His eyes didn’t flinch. “That I want you.”
A breath hitched in my throat.
“Not just for now. Not just because we’re here. I want you, Celia. And I’ve wanted you since that kiss. Maybe even before.”
I opened my mouth to speak — but I had no idea what I was about to say.
So instead, I looked away.
Not in shame. Not in rejection. Just... overwhelmed.
“I – can I just have a moment?” I asked.
I turned slowly in the water and began to swim. Not fast, not dramatic — just quiet strokes through the sunlit cove, each movement deliberate, each breath steady.
I needed something solid beneath me. I needed time to feel what had just been handed to me so freely, so honestly. The kind of confession I’d once imagined and then buried because it had always felt impossible.
The sand met my feet sooner than I expected, and I stood, the water sheeting from my body in gentle waves as I walked the last few steps to the shore.

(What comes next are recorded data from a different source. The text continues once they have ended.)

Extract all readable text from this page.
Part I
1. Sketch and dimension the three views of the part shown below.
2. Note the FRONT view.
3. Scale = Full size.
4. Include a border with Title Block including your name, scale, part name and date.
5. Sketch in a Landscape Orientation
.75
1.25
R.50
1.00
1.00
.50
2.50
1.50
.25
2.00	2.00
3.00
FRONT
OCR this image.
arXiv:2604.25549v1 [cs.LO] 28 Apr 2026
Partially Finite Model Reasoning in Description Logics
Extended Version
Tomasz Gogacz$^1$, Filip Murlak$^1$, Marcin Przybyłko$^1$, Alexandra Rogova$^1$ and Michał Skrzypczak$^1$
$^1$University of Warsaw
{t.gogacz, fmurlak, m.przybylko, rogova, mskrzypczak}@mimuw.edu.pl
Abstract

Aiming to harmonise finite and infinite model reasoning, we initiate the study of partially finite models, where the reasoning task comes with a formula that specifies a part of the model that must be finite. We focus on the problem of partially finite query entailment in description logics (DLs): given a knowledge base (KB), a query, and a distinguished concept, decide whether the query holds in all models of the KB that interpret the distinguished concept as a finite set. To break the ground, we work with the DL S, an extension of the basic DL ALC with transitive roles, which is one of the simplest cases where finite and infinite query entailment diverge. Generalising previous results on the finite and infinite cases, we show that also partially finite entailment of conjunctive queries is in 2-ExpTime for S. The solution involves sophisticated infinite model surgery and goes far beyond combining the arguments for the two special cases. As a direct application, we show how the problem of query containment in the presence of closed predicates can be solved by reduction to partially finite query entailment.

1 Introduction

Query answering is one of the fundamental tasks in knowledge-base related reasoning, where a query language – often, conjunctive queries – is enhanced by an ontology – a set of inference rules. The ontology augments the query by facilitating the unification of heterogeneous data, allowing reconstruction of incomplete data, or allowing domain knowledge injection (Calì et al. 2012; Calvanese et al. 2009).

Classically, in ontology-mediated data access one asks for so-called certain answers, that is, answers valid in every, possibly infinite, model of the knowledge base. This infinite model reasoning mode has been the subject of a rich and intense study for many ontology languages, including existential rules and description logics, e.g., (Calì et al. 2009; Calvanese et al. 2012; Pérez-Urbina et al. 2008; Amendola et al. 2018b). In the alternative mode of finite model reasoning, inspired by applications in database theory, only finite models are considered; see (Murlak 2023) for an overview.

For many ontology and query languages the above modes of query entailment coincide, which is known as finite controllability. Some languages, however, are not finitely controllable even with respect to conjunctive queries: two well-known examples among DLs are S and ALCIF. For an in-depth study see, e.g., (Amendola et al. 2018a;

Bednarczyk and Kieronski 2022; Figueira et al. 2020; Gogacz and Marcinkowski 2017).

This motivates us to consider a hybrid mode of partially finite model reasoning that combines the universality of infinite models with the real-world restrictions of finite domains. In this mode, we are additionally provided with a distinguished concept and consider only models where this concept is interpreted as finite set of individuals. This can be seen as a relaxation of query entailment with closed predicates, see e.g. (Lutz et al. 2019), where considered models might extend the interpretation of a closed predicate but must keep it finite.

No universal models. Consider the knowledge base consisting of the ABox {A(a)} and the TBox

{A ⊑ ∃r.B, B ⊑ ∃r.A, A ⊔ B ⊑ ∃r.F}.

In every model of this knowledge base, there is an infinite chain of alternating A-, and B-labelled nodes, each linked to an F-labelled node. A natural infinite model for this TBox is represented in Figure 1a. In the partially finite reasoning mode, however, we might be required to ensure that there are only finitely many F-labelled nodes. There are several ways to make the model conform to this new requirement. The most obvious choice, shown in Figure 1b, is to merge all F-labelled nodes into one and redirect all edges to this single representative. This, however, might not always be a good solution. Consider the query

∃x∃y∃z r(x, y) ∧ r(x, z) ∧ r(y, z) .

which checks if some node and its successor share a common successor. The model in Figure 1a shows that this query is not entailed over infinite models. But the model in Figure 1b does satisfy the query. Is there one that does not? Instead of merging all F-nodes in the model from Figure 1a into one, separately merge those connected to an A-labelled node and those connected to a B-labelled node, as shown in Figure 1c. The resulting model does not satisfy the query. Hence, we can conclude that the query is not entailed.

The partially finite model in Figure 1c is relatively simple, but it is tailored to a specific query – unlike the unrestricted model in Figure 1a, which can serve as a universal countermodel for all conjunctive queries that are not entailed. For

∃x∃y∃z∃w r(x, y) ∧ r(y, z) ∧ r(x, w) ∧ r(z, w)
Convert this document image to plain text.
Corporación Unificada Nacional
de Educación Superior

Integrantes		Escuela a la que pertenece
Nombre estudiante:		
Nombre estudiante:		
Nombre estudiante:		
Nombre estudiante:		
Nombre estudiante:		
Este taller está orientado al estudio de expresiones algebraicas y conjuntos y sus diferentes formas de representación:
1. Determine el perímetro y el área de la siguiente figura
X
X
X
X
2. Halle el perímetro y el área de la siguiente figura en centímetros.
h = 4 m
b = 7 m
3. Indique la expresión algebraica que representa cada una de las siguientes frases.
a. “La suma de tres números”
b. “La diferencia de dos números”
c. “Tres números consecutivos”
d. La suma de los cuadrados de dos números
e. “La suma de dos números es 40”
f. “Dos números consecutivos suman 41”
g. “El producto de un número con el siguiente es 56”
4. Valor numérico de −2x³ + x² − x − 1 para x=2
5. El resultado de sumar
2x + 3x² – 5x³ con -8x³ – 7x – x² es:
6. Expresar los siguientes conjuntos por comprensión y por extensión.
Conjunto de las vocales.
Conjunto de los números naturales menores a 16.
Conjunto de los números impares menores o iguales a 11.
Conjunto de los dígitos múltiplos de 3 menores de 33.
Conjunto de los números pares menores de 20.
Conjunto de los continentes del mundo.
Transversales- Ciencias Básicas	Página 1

The beach was small, hidden, curved like a secret. I found a spot where the tide reached just enough to kiss the backs of my calves, then sank down into the warm, sun-drenched sand. The salt dried on my skin in fine crystals, clinging like the weight of his words.
He wanted me.
Not just now. Not just in some half-hearted, holiday-romance kind of way.
He had wanted me for years .
I wrapped my arms loosely around my knees, watching the sea move in slow, rhythmic swells. I could still hear the distant sounds of Rae giggling, Siena calling something to Nate on the boat. Life was carrying on, gently, as if nothing extraordinary had happened.
I sat there long enough for the tide to creep higher, threading cool fingers around my ankles, then pulling back again. The rhythm was hypnotic. Safe. My thoughts still felt messy, layered and knotted like seaweed beneath the surface, but I let them be. I didn’t try to untangle anything yet.
I heard him before I saw him—his quiet steps shifting the sand behind me, careful and slow.
Theo didn’t say anything. He just came to sit beside me, leaving the right kind of space. Enough to breathe. Enough to feel him there.
We stared out at the water together.
His presence was warm beside me, his legs bent like mine, his arms resting lightly over his knees. There was a drop of seawater still clinging to his shoulder, catching the light as it slid down the curve of his back.
I could feel the tension vibrating just beneath the quiet. Not the awkward kind. The kind that only existed between people who didn’t need to fill silence to be understood.
After a while, he leaned back on his palms and let out a soft breath. “I wasn’t expecting to say it like that.”
“I wasn’t expecting to hear it.”
He nodded slowly, then glanced sideways at me, just briefly. “You don’t have to say anything. I just... needed you to know. ”
I looked down at the sand between my fingers. Let it sift through, grain by grain.
“I do want to say something,” I said eventually, my voice almost too quiet to hear. “I just don’t know how yet.”
Theo didn’t push. He didn’t press his thigh closer or reach for my hand. He just stayed beside me, watching the tide roll in.
And I think—maybe—that’s what made it matter.
He was patient. Present. The opposite of every person who had ever tried to hurry me into being ready for something I wasn’t.
We sat there until the sea touched our toes, and even then, neither of us moved.